Langit yang melihat itu hanya memasang raut wajah biingung sambil menggaruk tengkuknya yang tak gatal. Dia cukup bingung menghadapi anak kecil yang menangis meraung-raung seperti ini.

Mendesis, sejenak si ibu berpikir untuk membujuk anaknya agar tidak menangis lagi. "Kalau kamu terus nangis, nanti dokternya ngasih kamu suntikan besar sambil bilang kamu anak nakal, lho. Ya kan, Dokter?"

Langit mengangguk, mengikuti sandiwara yang dibuat ibu Jasson.

"Anak nakal! Suntikan yang besar ada di mana, ya?" Langit lantas mengerlingkan matanya jahil.

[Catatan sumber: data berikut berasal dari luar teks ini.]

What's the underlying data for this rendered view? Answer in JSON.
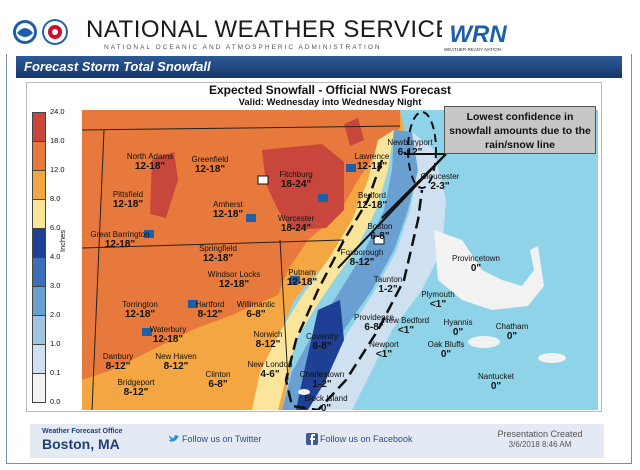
{
  "header": {
    "title": "NATIONAL WEATHER SERVICE",
    "subtitle": "NATIONAL OCEANIC AND ATMOSPHERIC ADMINISTRATION",
    "wrn_text": "WRN",
    "wrn_sub": "WEATHER-READY NATION",
    "colors": {
      "noaa": "#1f5fa8",
      "nws": "#c8102e"
    }
  },
  "banner": {
    "title": "Forecast Storm Total Snowfall"
  },
  "map": {
    "title": "Expected Snowfall - Official NWS Forecast",
    "valid": "Valid: Wednesday into Wednesday Night",
    "legend": {
      "unit": "Inches",
      "levels": [
        "24.0",
        "18.0",
        "12.0",
        "8.0",
        "6.0",
        "4.0",
        "3.0",
        "2.0",
        "1.0",
        "0.1",
        "0.0"
      ],
      "colors": [
        "#c9463d",
        "#e8793c",
        "#f3a641",
        "#fbe59a",
        "#1d3f94",
        "#3b6fb7",
        "#6a9fd1",
        "#a3c5e4",
        "#cfe0f0",
        "#f2f2f2"
      ]
    },
    "locations": [
      {
        "name": "North Adams",
        "amount": "12-18\""
      },
      {
        "name": "Greenfield",
        "amount": "12-18\""
      },
      {
        "name": "Fitchburg",
        "amount": "18-24\""
      },
      {
        "name": "Lawrence",
        "amount": "12-18\""
      },
      {
        "name": "Newburyport",
        "amount": "6-12\""
      },
      {
        "name": "Gloucester",
        "amount": "2-3\""
      },
      {
        "name": "Pittsfield",
        "amount": "12-18\""
      },
      {
        "name": "Amherst",
        "amount": "12-18\""
      },
      {
        "name": "Worcester",
        "amount": "18-24\""
      },
      {
        "name": "Bedford",
        "amount": "12-18\""
      },
      {
        "name": "Boston",
        "amount": "6-8\""
      },
      {
        "name": "Great Barrington",
        "amount": "12-18\""
      },
      {
        "name": "Springfield",
        "amount": "12-18\""
      },
      {
        "name": "Foxborough",
        "amount": "8-12\""
      },
      {
        "name": "Provincetown",
        "amount": "0\""
      },
      {
        "name": "Windsor Locks",
        "amount": "12-18\""
      },
      {
        "name": "Putnam",
        "amount": "12-18\""
      },
      {
        "name": "Taunton",
        "amount": "1-2\""
      },
      {
        "name": "Plymouth",
        "amount": "<1\""
      },
      {
        "name": "Torrington",
        "amount": "12-18\""
      },
      {
        "name": "Hartford",
        "amount": "8-12\""
      },
      {
        "name": "Willimantic",
        "amount": "6-8\""
      },
      {
        "name": "Providence",
        "amount": "6-8\""
      },
      {
        "name": "New Bedford",
        "amount": "<1\""
      },
      {
        "name": "Hyannis",
        "amount": "0\""
      },
      {
        "name": "Chatham",
        "amount": "0\""
      },
      {
        "name": "Waterbury",
        "amount": "12-18\""
      },
      {
        "name": "Norwich",
        "amount": "8-12\""
      },
      {
        "name": "Coventry",
        "amount": "6-8\""
      },
      {
        "name": "Newport",
        "amount": "<1\""
      },
      {
        "name": "Danbury",
        "amount": "8-12\""
      },
      {
        "name": "New Haven",
        "amount": "8-12\""
      },
      {
        "name": "Clinton",
        "amount": "6-8\""
      },
      {
        "name": "New London",
        "amount": "4-6\""
      },
      {
        "name": "Charlestown",
        "amount": "1-2\""
      },
      {
        "name": "Oak Bluffs",
        "amount": "0\""
      },
      {
        "name": "Bridgeport",
        "amount": "8-12\""
      },
      {
        "name": "Block Island",
        "amount": "0\""
      },
      {
        "name": "Nantucket",
        "amount": "0\""
      }
    ],
    "callout": "Lowest confidence in snowfall amounts due to the rain/snow line"
  },
  "footer": {
    "office_label": "Weather Forecast Office",
    "office_city": "Boston, MA",
    "twitter": "Follow us on Twitter",
    "facebook": "Follow us on Facebook",
    "created_label": "Presentation Created",
    "created_date": "3/6/2018 8:46 AM"
  }
}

"Suster, suntikan yang besar buat Jasson ada dimana?" Asisten perawat yang selalu mendampingi Langit hanya bisa menahan tawanya saat dia dilibatkan dalam sandiwara kekanak-kanakkan ini.

Memicingkan matanya pada Jasson, Langit lalu berbalik dan mengambil suntikan mainan yang cukup besar.

"Jasson, shuut. Lihat, dokternya bawa suntikan." Dan tangis Jasson seketika terhenti saat melihat Langit berbalik dengan suntikan mainan besar di tangannya. Begitupula wajah Langit yang dibuat sedikit menyeramkan, namun tetap menggemaskan.

"Huwaaaaa . . ., hiks . . . hiks . . .."

Baru saja Langit dan semua orang yang ada di sana hendak bernapas lega, tapi Jasson malah menangis semakin kencang.

"Eung . . ., sebentar. Saya punya banyak snack untuk Jasson di sini." Langit jadi salah tingkah karena malah menakuti anak orang. Kemudian dengan gelagapan dia mencari snack yang sengaja dia siapkan untuk menghadapi situasi seperti ini dari dalam lacinya.

"Uh . .uh, sayang. Kamu gak nakal, kok. Dokternya yang nakal." Si Ibu kembali menenangkan anaknya. Langit yang mendengar itu hanya mendengus. Dasar ibu-ibu tidak konsisten.

"Dokternya nakal banget, masa anak ganteng Mama jadi ketakutan sampai nangis kayak gini." Lanjut Ibu Jasson.

"Shuuut, jangan nagis lagi. Biar Mama pukul dokternya." Gerakan tangan Langit yang tengah mencari snack yang cocok seketika terhenti saat mendengar itu.

"Ini Mama pukul, ihh, dokternya nakal." Ibu Jasson dengan keras memukul lengan bahu Langit. Perawat yang melihatnya hanya menahan tawa sambil menekap mulutnya.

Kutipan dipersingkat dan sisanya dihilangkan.